Now you might be saying to yourself “wow that’s fucking stupid, hope the school banned that crazy lady Bradlee Dean style."

Katelyn Campbell, a senior at the school and the student body vice president, took the initiative on her own to make sure that future classes aren’t subjected to that level of derp:

Campbell refused to attend the assembly, which was funded by a conservative religious organization called “Believe in West Virginia” and advertised with fliers that proclaimed “God’s plan for sexual purity.” Instead, she filed a complaint with the ACLU and began to speak out about her objections to this type of school-sponsored event. Campbell called Stenzel’s presentation “slut shaming” and said that it made many students uncomfortable.

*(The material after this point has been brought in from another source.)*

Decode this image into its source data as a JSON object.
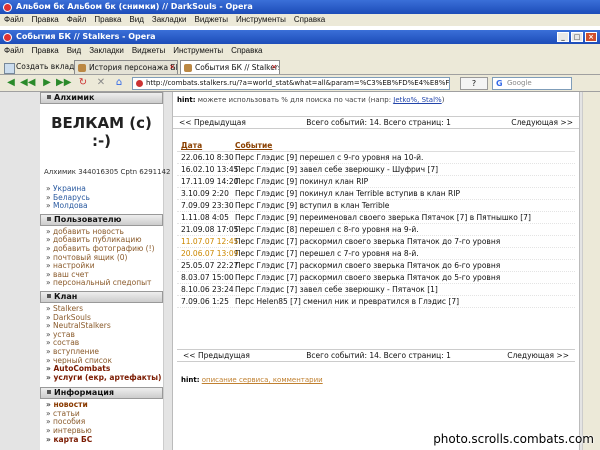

Well the school’s principal, George Aulenbacher, was none too pleased that Campbell exposed his decision allowing a puritanical crazy person from one of those sham pregnancy crisis centers onto campus for the sole purpose of stigmatizing sexually active young women. So in response Principal Cleveland Steamer followed the standard protocol for petulant assholes with Napoleon complexes and issued a slew of impotent threats against Campbell:

Aulenbacher threatened to call Wellesley College, where Campbell has been accepted to study in the fall, after she spoke to the press about her objections to the assembly. According to Campbell, her principal said, “How would you feel if I called your college and told them what bad character you have and what a backstabber you are?” Campbell alleges that Aulenbacher continued to berate her in his office, eventually driving her to tears. “He threatened me and my future in order to put forth his own personal agenda and make teachers and students feel they cant speak up because of fear of retaliation.”

Now far be it from us to challenge the mighty intellect/delusions of grandeur of Aulenbacher, but we guessing that he has never heard of Wellesley College (or women going to college for that matter). Wellesley is not just the best women’s college in the country, but it also hosts its own version of a Pam Stenzel ho-down, albeit one with a MUCH more pro-ho message. Furthermore this is a college that features a school-subsidized bus that famously (as in it has its own wikipedia page) delivers its students to other campuses across the great city of Boston for the sole purpose of getting those nice young ladies some hawt ivy-leaguge ass (although they mysteriously skipped your Wonkette's Alma Mater of Brandeis, probably because THEY HATE JEWS).

So by all means give Wellesley a call and explain why you made this highly successful young lady cry. The admissions committee could use the laugh and you will probably put Campbell in line for a scholarship or something.